Feddal, Berirouche

Berirouche Feddal, La FIFA nous avait suspendus, 2022

Numéro de lot : 

10
La FIFA nous avait suspendus

Je me suis interrogé sur les comportements de la population algérienne durant et après le match de football (soccer). Je voulais comprendre l’intersection entre leur patriotisme et leur nationalisme à travers le sport. Mes recherches sur l’indépendance même du pays sont étroitement liées à ce sport. Au cours de ces séries d’attaques organisées par le Front de libération nationale, le 13 avril 1958, neuf joueurs de football français d’origine algérienne quittent la France pour rejoindre l’équipe FLN et créer l’équipe qu’on connait aujourd’hui. Deux mois avant le début du tournoi international, du 12 au 14 Avril 1958, les Algériens des Bleus disparaissent. Cette équipe clandestine, interdite par la FIFA, a servi jusqu’en 1962 (année de l’indépendance) de portevoix au gouvernement provisoire algérien. Ils ont été reçus au Vietnam par le président Ho Chi Minh et ont aussi rencontré à Pékin le premier ministre chinois Chou En-Lai. Les footballeurs FLN de la cause algérienne prennent part à des matchs en ex-Yougoslavie, en ex-Tchécoslovaquie, en Roumanie, en Hongrie, en Bulgarie, au Vietnam, en ex-Allemagne de l’est ou encore en Chine populaire.

Gravure sur bois, feuille métallique et pastel à l’huile,
  • 2022
73,66 x 50,8 cm

Valeur estimée : 

2 450 $

Berirouche Feddal (Vrirouc nat uqassi ) est un artiste montréalais reconnu pour sa transdisciplinarité. Originaire d’Afrique du Nord, de l’Algérie actuelle et plus précisément de la région des montagnes de Kabylie, il est affilié aux Igawawen de l’arc Nath Irathen et au patrimoine amazigh. Il a obtenu son baccalauréat en médias imprimés de l’Université Concordia en 2020, avec distinction. Son travail a notamment été présenté à Bradley Ertaskiran (Montréal), à la Biennale Dak’Art OFF en collaboration avec Centre Clark (Dakar), aux Afternoon Projects (Vancouver), à ARTCH-Emerging Contemporary Art (Montréal), à Ubisoft (Montréal), au Mayten’s Project (Toronto) et à la Conserverie Marrakech (Marrakech).

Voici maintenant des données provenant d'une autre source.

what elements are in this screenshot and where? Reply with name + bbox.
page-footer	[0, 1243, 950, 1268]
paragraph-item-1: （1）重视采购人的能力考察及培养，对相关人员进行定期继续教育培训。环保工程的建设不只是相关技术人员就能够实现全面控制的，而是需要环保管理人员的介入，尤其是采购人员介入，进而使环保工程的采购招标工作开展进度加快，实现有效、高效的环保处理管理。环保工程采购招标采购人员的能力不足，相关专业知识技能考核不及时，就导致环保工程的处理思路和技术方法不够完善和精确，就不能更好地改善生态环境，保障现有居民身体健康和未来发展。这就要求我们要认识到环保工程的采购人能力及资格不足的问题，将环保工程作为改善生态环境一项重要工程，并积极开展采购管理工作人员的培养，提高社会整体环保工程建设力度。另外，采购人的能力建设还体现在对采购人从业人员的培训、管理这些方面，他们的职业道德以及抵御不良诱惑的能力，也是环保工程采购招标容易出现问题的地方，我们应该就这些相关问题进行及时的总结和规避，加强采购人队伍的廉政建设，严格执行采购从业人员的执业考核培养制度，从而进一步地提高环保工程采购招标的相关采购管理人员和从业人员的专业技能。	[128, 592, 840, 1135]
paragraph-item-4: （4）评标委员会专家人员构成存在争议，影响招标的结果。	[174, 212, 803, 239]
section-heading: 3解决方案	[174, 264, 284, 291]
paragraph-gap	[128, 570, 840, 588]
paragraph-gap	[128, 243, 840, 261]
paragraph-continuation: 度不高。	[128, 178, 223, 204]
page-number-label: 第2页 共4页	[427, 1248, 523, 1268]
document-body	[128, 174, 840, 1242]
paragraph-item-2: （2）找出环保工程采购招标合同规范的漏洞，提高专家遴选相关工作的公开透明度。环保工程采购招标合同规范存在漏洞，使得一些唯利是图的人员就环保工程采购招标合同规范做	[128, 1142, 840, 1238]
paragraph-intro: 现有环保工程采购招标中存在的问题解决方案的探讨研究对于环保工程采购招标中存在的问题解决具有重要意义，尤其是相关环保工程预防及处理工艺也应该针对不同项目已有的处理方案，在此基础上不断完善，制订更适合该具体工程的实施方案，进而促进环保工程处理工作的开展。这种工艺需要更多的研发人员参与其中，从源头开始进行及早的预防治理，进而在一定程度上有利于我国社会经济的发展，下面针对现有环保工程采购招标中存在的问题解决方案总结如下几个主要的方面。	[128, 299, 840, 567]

Refusant d’abdiquer sa culture, sa langue et son identité, l’artiste exploite des sujets liés à sa personne et à sa mémoire, amalgame de découvertes, d’anecdotes et, parfois, de révolte. Retraçant ses origines africaines amazighes à travers une collection de photographies biographiques, il mêle passé et présent dans un ensemble d’œuvres qui pourraient être comprises comme des autoportraits fractionnés évoquant la fragilité des souvenirs et la marque laissée par les expériences passées.